Future PRs may improve perf here, but this is targeting clean up and preparing for other refactoring first:

Some ideas how to reduce the perf impact. Even if they don't completely remove it, this will allow significant improvements and cleanups going forward and generally simplifies the core type system. I would merge this even with these regressions.

(https://github.com/rust-lang/rust/pull/121462#issuecomment-1973282815)

Rollup of 12 pull requests #121859 (Comparison Link)

(instructions:u)	mean	range	count
Regressions ❌ (primary)	1.9%	[0.5%, 3.3%]	2
Regressions ❌ (secondary)	-	-	0
Improvements ✅ (primary)	-0.8%	[-1.1%, -0.5%]	2
Improvements ✅ (secondary)	-	-	0
All ❌✅ (primary)	0.6%	[-1.1%, 3.3%]	4

Cargo regression looks real but otherwise this looks like noise to me. I‘m going to mark as triaged, I don’t think it merits digging through individual PRs to try and isolate it.

Don‘t grab variances in TypeRelating relation if we’re invariant #121864 (Comparison Link)

(instructions:u)	mean	range	count
Regressions ❌ (primary)	-	-	0
Regressions ❌ (secondary)	0.2%	[0.2%, 0.2%]	1
Improvements ✅ (primary)	-0.6%	[-0.8%, -0.2%]	11
Improvements ✅ (secondary)	-0.5%	[-0.6%, -0.4%]	8
All ❌✅ (primary)	-0.6%	[-0.8%, -0.2%]	11

Regression is likely real, but is in a secondary benchmark and incr-unchanged scenario. Not worth further investigation, particularly given the improvements.

Always generate GEP i8 / ptradd for struct offsets #121665 (Comparison Link)

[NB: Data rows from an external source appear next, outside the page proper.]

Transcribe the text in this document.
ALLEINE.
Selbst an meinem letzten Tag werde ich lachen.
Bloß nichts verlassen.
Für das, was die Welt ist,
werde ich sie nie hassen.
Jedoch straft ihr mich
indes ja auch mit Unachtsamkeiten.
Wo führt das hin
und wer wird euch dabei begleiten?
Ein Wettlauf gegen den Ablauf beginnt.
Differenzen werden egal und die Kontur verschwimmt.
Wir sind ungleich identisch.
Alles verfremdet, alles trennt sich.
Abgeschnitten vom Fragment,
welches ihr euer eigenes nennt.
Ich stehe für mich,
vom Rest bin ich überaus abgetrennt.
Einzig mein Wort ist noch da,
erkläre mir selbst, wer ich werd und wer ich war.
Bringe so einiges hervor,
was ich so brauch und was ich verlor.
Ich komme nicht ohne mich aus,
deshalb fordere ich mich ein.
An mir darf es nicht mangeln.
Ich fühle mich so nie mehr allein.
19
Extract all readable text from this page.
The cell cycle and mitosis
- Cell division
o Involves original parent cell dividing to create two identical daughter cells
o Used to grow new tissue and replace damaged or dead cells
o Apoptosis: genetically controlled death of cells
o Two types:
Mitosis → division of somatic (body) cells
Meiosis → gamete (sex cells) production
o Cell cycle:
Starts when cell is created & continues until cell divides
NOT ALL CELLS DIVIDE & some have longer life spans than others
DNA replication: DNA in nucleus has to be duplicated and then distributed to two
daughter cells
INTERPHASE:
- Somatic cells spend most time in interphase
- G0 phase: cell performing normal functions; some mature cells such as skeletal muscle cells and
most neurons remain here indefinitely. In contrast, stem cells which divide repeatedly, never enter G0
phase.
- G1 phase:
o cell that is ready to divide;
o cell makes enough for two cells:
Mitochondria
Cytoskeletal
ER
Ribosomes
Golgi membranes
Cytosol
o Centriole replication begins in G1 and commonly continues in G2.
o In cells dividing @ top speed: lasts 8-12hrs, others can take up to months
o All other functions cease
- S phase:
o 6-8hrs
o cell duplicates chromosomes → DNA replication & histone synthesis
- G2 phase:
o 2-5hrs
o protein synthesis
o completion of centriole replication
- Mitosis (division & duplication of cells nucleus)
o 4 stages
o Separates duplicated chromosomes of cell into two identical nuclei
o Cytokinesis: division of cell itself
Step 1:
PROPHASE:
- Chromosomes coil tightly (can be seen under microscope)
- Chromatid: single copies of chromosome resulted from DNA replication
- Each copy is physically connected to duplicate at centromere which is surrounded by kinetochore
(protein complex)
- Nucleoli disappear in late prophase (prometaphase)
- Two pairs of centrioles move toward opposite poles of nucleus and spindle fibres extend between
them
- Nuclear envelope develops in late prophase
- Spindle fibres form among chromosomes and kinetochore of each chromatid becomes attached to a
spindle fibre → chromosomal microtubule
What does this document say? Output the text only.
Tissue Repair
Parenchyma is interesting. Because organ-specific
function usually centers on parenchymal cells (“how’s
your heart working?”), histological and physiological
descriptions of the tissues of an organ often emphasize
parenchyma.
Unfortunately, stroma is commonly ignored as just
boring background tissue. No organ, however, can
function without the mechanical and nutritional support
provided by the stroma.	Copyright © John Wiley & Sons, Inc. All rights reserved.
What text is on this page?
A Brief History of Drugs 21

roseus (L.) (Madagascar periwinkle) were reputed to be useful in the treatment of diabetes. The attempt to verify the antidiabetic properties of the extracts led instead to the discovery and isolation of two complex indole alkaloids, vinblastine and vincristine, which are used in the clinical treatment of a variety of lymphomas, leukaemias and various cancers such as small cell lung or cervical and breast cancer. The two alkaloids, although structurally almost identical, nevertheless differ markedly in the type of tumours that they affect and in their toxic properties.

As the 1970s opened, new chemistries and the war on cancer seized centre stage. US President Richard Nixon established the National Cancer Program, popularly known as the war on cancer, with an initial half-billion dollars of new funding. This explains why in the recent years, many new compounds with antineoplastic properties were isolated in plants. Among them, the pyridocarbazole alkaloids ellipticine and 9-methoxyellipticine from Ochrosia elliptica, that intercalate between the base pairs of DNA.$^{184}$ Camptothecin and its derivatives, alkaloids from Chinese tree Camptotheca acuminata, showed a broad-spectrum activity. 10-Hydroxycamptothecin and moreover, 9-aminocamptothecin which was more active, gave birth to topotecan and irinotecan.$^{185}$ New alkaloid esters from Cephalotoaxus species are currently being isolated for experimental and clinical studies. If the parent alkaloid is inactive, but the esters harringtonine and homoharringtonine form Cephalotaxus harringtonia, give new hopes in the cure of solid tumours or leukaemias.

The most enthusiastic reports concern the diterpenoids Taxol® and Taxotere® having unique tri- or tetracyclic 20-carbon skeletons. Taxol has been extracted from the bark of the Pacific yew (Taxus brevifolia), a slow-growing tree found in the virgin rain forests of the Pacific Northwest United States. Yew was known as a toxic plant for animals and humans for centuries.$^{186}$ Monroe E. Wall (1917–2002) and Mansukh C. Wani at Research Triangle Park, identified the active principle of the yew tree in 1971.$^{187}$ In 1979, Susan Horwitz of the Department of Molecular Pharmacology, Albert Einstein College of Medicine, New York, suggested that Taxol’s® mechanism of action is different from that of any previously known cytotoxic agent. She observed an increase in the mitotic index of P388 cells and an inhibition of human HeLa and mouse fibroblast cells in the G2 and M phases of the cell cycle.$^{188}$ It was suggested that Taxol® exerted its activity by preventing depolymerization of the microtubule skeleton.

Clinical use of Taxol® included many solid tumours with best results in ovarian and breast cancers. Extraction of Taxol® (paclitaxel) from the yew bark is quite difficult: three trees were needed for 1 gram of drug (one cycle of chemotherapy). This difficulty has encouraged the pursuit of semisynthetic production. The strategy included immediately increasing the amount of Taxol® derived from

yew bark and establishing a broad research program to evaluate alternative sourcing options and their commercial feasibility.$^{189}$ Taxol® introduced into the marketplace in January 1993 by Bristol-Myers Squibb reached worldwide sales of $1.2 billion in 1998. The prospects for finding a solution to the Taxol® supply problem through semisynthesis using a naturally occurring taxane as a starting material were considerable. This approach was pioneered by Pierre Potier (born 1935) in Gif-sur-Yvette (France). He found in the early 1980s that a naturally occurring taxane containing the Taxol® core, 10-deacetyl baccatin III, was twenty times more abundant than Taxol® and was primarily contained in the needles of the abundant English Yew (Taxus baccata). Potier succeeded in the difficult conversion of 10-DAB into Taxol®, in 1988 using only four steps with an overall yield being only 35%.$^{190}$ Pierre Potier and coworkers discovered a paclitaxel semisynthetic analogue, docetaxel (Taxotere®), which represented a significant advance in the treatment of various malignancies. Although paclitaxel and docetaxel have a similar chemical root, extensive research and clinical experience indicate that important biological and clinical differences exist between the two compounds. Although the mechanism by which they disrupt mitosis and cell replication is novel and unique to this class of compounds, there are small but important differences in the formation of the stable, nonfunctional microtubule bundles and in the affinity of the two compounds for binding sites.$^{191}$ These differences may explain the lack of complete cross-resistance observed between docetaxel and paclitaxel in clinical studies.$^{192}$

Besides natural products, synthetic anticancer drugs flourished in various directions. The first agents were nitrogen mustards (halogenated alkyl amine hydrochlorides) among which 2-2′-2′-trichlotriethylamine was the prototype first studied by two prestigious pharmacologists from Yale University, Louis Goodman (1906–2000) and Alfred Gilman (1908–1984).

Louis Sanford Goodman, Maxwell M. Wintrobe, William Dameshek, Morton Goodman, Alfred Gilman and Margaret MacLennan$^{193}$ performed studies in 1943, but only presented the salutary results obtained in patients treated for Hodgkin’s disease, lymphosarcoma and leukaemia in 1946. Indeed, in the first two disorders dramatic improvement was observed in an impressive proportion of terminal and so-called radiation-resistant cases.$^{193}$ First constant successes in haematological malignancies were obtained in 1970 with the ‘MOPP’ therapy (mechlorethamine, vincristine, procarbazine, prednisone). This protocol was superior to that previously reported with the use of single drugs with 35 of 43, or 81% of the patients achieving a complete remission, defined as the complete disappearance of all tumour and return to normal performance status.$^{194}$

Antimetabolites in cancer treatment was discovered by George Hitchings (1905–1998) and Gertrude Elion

(instructions:u)	mean	range	count
Regressions ❌ (primary)	0.3%	[0.2%, 0.4%]	3
Regressions ❌ (secondary)	0.5%	[0.2%, 1.0%]	12
Improvements ✅ (primary)	-0.7%	[-1.6%, -0.3%]	14
Improvements ✅ (secondary)	-0.5%	[-1.0%, -0.3%]	12
All ❌✅ (primary)	-0.5%	[-1.6%, 0.4%]	17

Changes are expected since this changed a lot of our codegen. In practice though mostly not meaningful (i.e., some improvements, some regressions).

Rollup of 5 pull requests #121955 (Comparison Link)

(instructions:u)	mean	range	count
Regressions ❌ (primary)	0.7%	[0.2%, 3.7%]	17
Regressions ❌ (secondary)	-	-	0
Improvements ✅ (primary)	-0.4%	[-0.8%, -0.2%]	10
Improvements ✅ (secondary)	-	-	0
All ❌✅ (primary)	0.3%	[-0.8%, 3.7%]	27

Likely to be caused by a correctness fix: https://github.com/rust-lang/rust/pull/121955#issuecomment-1975993842

perf: improve write_fmt to handle simple strings #121001 (Comparison Link)

(instructions:u)	mean	range	count
Regressions ❌ (primary)	1.7%	[0.5%, 3.6%]	4
Regressions ❌ (secondary)	0.3%	[0.3%, 0.3%]	1
Improvements ✅ (primary)	-	-	0
Improvements ✅ (secondary)	-1.3%	[-1.3%, -1.3%]	1
All ❌✅ (primary)	1.7%	[0.5%, 3.6%]	4

Improvements to runtime (or at least assembly quality), at the cost of a bit more time in LLVM.